Taynton is rather unusual, having within its boundaries five known Moated sites which date back to medieval times. The Moat building period started around 1150 AD and was at its peak during the 13th century. It is believed that many moats were dug during the deforestation of the land, when a settler would lay claim to a site, build a dwelling and later surround it with a moat. These simple moats would not have given much protection against a determined enemy attack, but would have been built as security against vagabonds, robbers or even “unfriendly” neighbours.
The 1840 Tithe map of Taynton, clearly shows a rectangular Moat of 0.6 acres, in an area called Moat Piece, Moat Brake and The Moat, the land is now part of Elliots Farm. The Moat was not supplied with water from a stream but would have relied on natural seepage to fill it. A “leat” or ditch connected the moat to a nearby stream, but this would only have been used to drain the moat for cleaning.
At one time this land belonged to the Huntley Estate and in the early 1950’s the site was levelled. Mr Watkins of May Hill who is now 96 years of age was farm manager at the time and well remembers this work being done. He described the Moat as: “having an enclosed area or platform that was raised higher than the surrounding ground and that there was still some water in places. The area was very overgrown and many Alder trees were growing there”.

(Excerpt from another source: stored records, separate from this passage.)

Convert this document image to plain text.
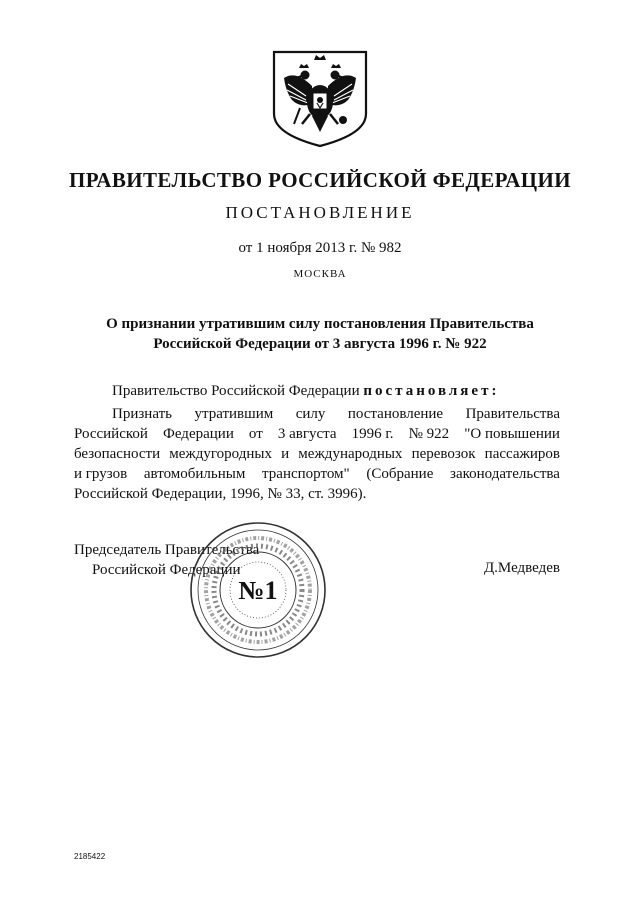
ПРАВИТЕЛЬСТВО РОССИЙСКОЙ ФЕДЕРАЦИИ
ПОСТАНОВЛЕНИЕ
от 1 ноября 2013 г. № 982
МОСКВА
О признании утратившим силу постановления Правительства
Российской Федерации от 3 августа 1996 г. № 922
Правительство Российской Федерации постановляет:
Признать утратившим силу постановление Правительства
Российской Федерации от 3 августа 1996 г. № 922 "О повышении
безопасности междугородных и международных перевозок пассажиров
и грузов автомобильным транспортом" (Собрание законодательства
Российской Федерации, 1996, № 33, ст. 3996).
Председатель Правительства
Российской Федерации
№1
Д.Медведев
2185422
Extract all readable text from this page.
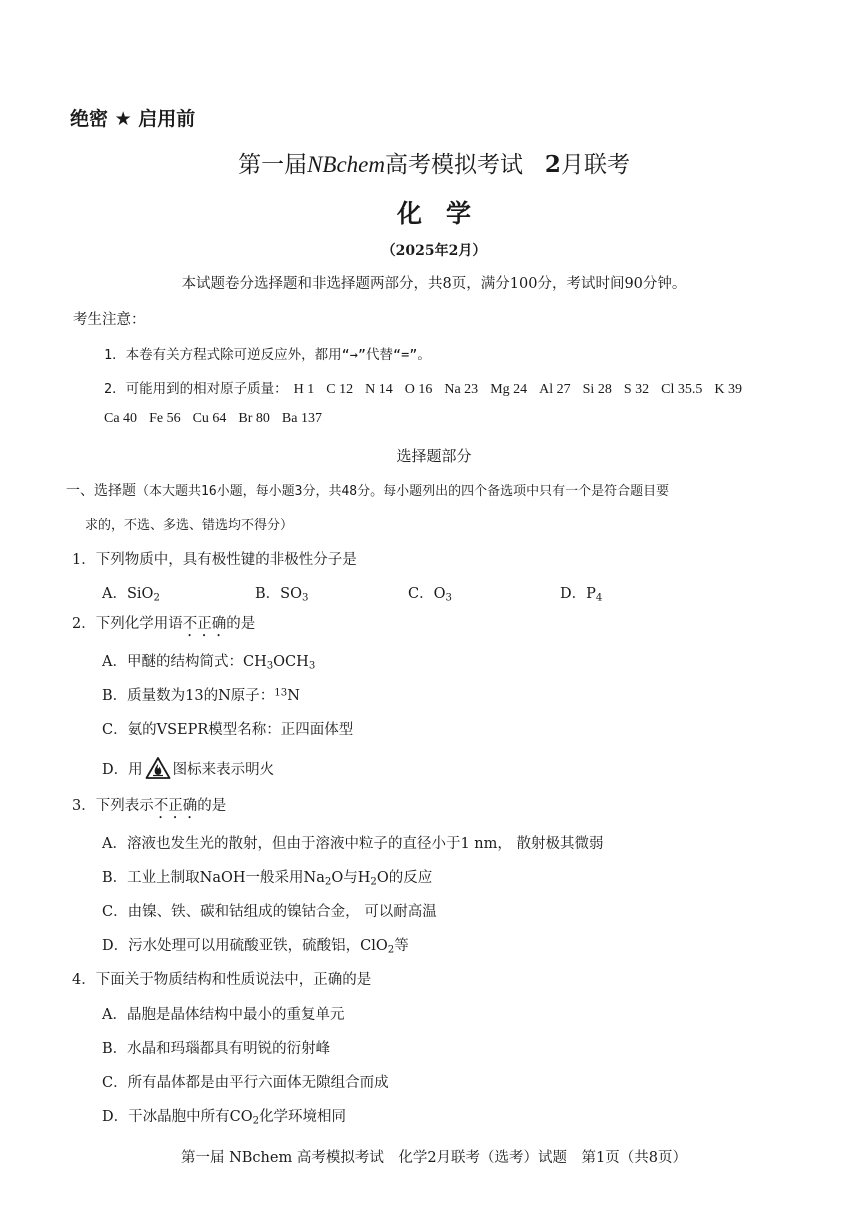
绝密 ★ 启用前
第一届NBchem高考模拟考试 2月联考
化学
（2025年2月）
本试题卷分选择题和非选择题两部分，共8页，满分100分，考试时间90分钟。
考生注意：
1．本卷有关方程式除可逆反应外，都用“→”代替“=”。
2．可能用到的相对原子质量： H 1 C 12 N 14 O 16 Na 23 Mg 24 Al 27 Si 28 S 32 Cl 35.5 K 39
Ca 40 Fe 56 Cu 64 Br 80 Ba 137
选择题部分
一、选择题（本大题共16小题，每小题3分，共48分。每小题列出的四个备选项中只有一个是符合题目要
求的，不选、多选、错选均不得分）
1．下列物质中，具有极性键的非极性分子是
A．SiO$_2$	B．$SO_3$	C．$O_3$	D．$P_4$
2．下列化学用语不正确的是
A．甲醚的结构简式：$CH_3OCH_3$
B．质量数为13的N原子：$^{13}$N
C．氨的VSEPR模型名称：正四面体型
D．用 图标来表示明火
3．下列表示不正确的是
A．溶液也发生光的散射，但由于溶液中粒子的直径小于1 nm， 散射极其微弱
B．工业上制取NaOH一般采用$Na_2O$与$H_2O$的反应
C．由镍、铁、碳和钴组成的镍钴合金， 可以耐高温
D．污水处理可以用硫酸亚铁，硫酸铝，ClO$_2$等
4．下面关于物质结构和性质说法中，正确的是
A．晶胞是晶体结构中最小的重复单元
B．水晶和玛瑙都具有明锐的衍射峰
C．所有晶体都是由平行六面体无隙组合而成
D．干冰晶胞中所有$CO_2$化学环境相同
第一届 NBchem 高考模拟考试　化学2月联考（选考）试题　第1页（共8页）
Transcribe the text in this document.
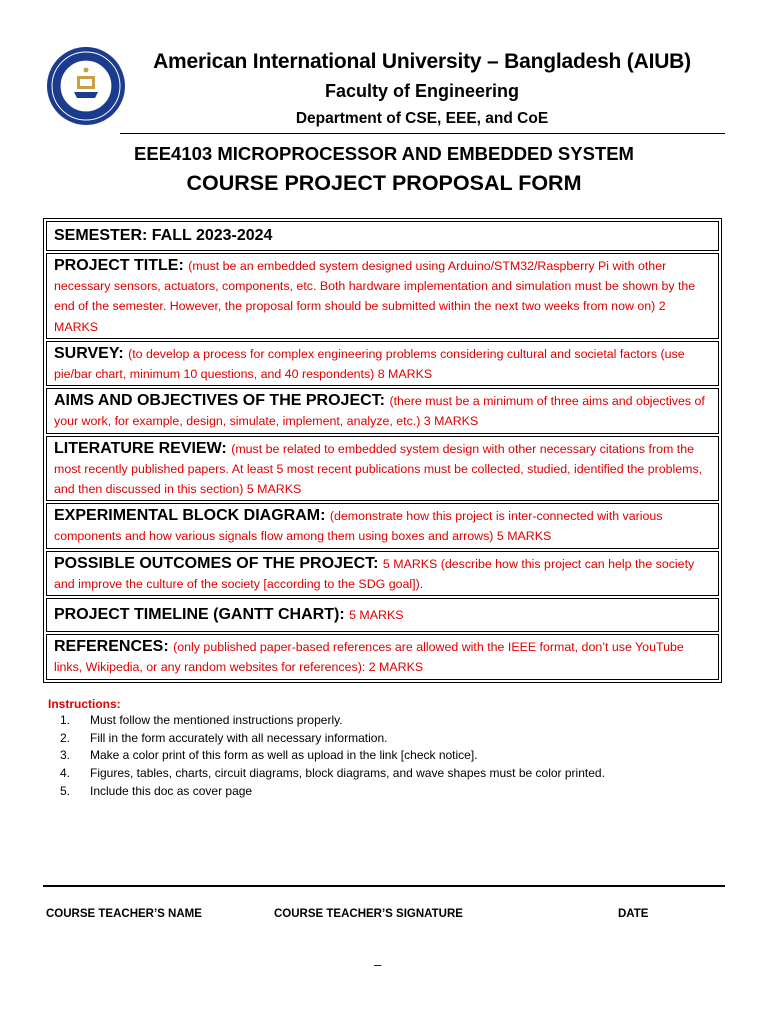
American International University – Bangladesh (AIUB)
Faculty of Engineering
Department of CSE, EEE, and CoE
EEE4103 MICROPROCESSOR AND EMBEDDED SYSTEM
COURSE PROJECT PROPOSAL FORM
SEMESTER: FALL 2023-2024
PROJECT TITLE: (must be an embedded system designed using Arduino/STM32/Raspberry Pi with other necessary sensors, actuators, components, etc. Both hardware implementation and simulation must be shown by the end of the semester. However, the proposal form should be submitted within the next two weeks from now on) 2 MARKS
SURVEY: (to develop a process for complex engineering problems considering cultural and societal factors (use pie/bar chart, minimum 10 questions, and 40 respondents) 8 MARKS
AIMS AND OBJECTIVES OF THE PROJECT: (there must be a minimum of three aims and objectives of your work, for example, design, simulate, implement, analyze, etc.) 3 MARKS
LITERATURE REVIEW: (must be related to embedded system design with other necessary citations from the most recently published papers. At least 5 most recent publications must be collected, studied, identified the problems, and then discussed in this section) 5 MARKS
EXPERIMENTAL BLOCK DIAGRAM: (demonstrate how this project is inter-connected with various components and how various signals flow among them using boxes and arrows) 5 MARKS
POSSIBLE OUTCOMES OF THE PROJECT: 5 MARKS (describe how this project can help the society and improve the culture of the society [according to the SDG goal]).
PROJECT TIMELINE (GANTT CHART): 5 MARKS
REFERENCES: (only published paper-based references are allowed with the IEEE format, don’t use YouTube links, Wikipedia, or any random websites for references): 2 MARKS
Instructions:
1.	Must follow the mentioned instructions properly.
2.	Fill in the form accurately with all necessary information.
3.	Make a color print of this form as well as upload in the link [check notice].
4.	Figures, tables, charts, circuit diagrams, block diagrams, and wave shapes must be color printed.
5.	Include this doc as cover page
COURSE TEACHER’S NAME	COURSE TEACHER’S SIGNATURE	DATE
–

Mr Alan Woodhouse now farms the land. He said: “that whilst ploughing the field he could see evidence of stonework and that when flying over the site on a pleasure trip some years previously, the moat outline could still be clearly seen”.
There is very little to be seen there now except for some shallow depressions. A large shaped stone lies in the hedgerow nearby but its origins cannot be ascertained. There is no visible track directly to the site today. It would probably have been approached from Moat Lane via Moat Farm and up an old sunken track- now filled in, which passed by a barn and then through a field called Huntley Piece.
So far no written history has been found concerning this area. One can only wonder for how many years this site was inhabited, what kind of dwelling stood there, who occupied it and what those people were like. Fortunately they did leave some evidence behind which gives us a very small glimpse into their lives. Whilst detecting on the site in the autumn of 1966 an unusual 13th century Annular Brooch, complete with pin was unearthed. It is of a type having ten hollow turrets that would have originally been inlaid with coloured stones or gems. A brief description of these brooches says:
“Although annular brooches served a practical purpose, they would also have been a statement of rank and prestige – especially those set with precious stones. Such brooches would have been worn by both men and women, and were normally worn at the throat as a means of fastening the undergarment. A tuck of material was pulled through the ring, and then the pin was pushed through two prepared slits. The excess loose material was then pulled back in order to tension the fastening”
Also found at the site was a brass thimble dating 1350 to 1450 AD. Due to its shape it is referred to as a “beehive thimble” and it is believed to be one of the earliest type found in Britain.
These thimbles were made by pouring molten metal into a mould that had a supported central core that allowed the metal to flow around it. Once the metal had cooled down, the thimble would have been removed from the mould and small indentations applied to it by means of a hand punch.
Among other objects found at the site were several pieces of medieval pottery, a lead button – possibly medieval, a very worn farthing of William III – 1695 – 1699 and several eighteenth century pewter buttons.